Sleep apnea is a chronic sleep disorder that could be taking away from the quality of your life.
Characterized by pauses in breathing while sleeping up to hundreds of times a night, the chronic sleep disorder is estimated to affect the lives of at least 22 million adults in the U.S., according to the American Sleep Apnea Association. Unfortunately, 80% of people with moderate and severe cases of the sleep disorder go undiagnosed or untreated for years. Sleep apnea has been linked to serious health conditions including Type 2 diabetes, cardiovascular disease, stroke, obesity, high blood pressure and earlier death.
So what should you be on the look for in regards to yourself and family members? Check out these warning signs of sleep apnea provided by board-certified sleep physician and president of the American Academy of Sleep Medicine, Dr. Timothy Morgenthaler that we found on The Huffington Post:
Snoring: This often annoying habit is a very common symptom of sleep apnea. Although person who snores frequent may not have sleep apnea, it’s best not to ignore this warning sign and speak to a licensed physician just to be safe.

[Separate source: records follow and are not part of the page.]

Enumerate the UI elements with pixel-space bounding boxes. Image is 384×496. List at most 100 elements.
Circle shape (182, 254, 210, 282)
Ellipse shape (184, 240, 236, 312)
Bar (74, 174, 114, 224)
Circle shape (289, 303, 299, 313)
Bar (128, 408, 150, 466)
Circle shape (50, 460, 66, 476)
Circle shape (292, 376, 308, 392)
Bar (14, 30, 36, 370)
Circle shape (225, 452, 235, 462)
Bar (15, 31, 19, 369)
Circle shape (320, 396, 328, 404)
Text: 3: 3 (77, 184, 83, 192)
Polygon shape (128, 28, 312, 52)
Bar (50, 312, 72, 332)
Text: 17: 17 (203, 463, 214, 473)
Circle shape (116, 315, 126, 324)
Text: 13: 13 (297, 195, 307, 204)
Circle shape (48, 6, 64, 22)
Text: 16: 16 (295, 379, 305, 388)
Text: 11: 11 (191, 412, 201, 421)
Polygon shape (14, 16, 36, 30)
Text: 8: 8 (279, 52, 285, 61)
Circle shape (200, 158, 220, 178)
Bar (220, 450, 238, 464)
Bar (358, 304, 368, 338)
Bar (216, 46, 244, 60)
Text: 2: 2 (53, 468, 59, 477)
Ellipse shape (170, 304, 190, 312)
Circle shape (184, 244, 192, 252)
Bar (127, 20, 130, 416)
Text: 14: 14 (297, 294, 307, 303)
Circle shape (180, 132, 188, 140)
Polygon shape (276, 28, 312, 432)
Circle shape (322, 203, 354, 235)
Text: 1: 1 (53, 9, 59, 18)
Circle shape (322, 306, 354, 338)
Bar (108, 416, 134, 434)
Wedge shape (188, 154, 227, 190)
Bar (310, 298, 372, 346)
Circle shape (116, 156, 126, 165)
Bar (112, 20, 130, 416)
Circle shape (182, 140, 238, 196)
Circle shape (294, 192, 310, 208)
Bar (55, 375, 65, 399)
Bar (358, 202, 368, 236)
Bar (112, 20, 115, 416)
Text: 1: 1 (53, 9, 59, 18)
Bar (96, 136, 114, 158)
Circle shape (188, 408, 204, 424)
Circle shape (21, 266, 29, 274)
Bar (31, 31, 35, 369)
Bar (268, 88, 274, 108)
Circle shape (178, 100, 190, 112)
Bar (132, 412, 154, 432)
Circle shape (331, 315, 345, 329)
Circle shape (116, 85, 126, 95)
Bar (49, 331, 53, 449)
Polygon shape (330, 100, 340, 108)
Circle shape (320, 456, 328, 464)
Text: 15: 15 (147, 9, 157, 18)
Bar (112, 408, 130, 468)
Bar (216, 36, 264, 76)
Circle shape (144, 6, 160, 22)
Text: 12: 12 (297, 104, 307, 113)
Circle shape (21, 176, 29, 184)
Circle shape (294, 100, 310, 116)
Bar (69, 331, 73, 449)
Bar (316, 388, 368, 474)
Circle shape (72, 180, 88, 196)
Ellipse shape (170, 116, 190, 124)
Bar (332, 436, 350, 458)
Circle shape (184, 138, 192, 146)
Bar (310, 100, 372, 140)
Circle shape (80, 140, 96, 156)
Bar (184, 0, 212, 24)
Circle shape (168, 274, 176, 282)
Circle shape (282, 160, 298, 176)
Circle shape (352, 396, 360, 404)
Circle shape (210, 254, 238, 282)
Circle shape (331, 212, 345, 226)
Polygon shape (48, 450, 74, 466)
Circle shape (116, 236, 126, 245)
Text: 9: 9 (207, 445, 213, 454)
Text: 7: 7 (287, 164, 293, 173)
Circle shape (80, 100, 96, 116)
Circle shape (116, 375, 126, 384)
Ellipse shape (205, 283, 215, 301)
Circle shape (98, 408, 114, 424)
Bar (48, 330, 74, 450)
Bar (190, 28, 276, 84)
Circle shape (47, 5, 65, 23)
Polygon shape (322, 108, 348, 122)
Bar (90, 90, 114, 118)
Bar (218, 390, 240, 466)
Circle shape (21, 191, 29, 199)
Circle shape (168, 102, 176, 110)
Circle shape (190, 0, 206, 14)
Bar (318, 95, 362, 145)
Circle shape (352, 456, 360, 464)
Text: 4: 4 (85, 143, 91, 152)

Daytime sleepiness or fatigue: The sleep disorder greatly diminishes sleep quality, leaving you tired and grogginess throughout your day no matter how long you’ve slept.
Obesity: Adults with a BMI (body mass index) of 30 or greater are considered to be obese, and the risk of developing sleep apnea increases as excess body weight increases.
Gasping or choking while sleeping: Snoring along with quiet pauses in breathing, and gasping for air while sleeping is a strong indicator that you may have OSA.
High blood pressure: About 1 in 3 adults, or 67 million Americans, have high blood pressure, with about 30-40% of these adults also having sleep apnea. Treating sleep apnea has been proven to effectively decrease blood pressure in plenty of patients.
Keep in mind that sleep apnea can affect people of any age, gender, weight or ethnicity, including infants and children. If two or more of these symptoms stand out to you, then there is a great chance that sleep apnea is present. Speak to a licensed physician or sleep specialist about your concerns, get tested and be on your way to a better quality of life with the treatment options available.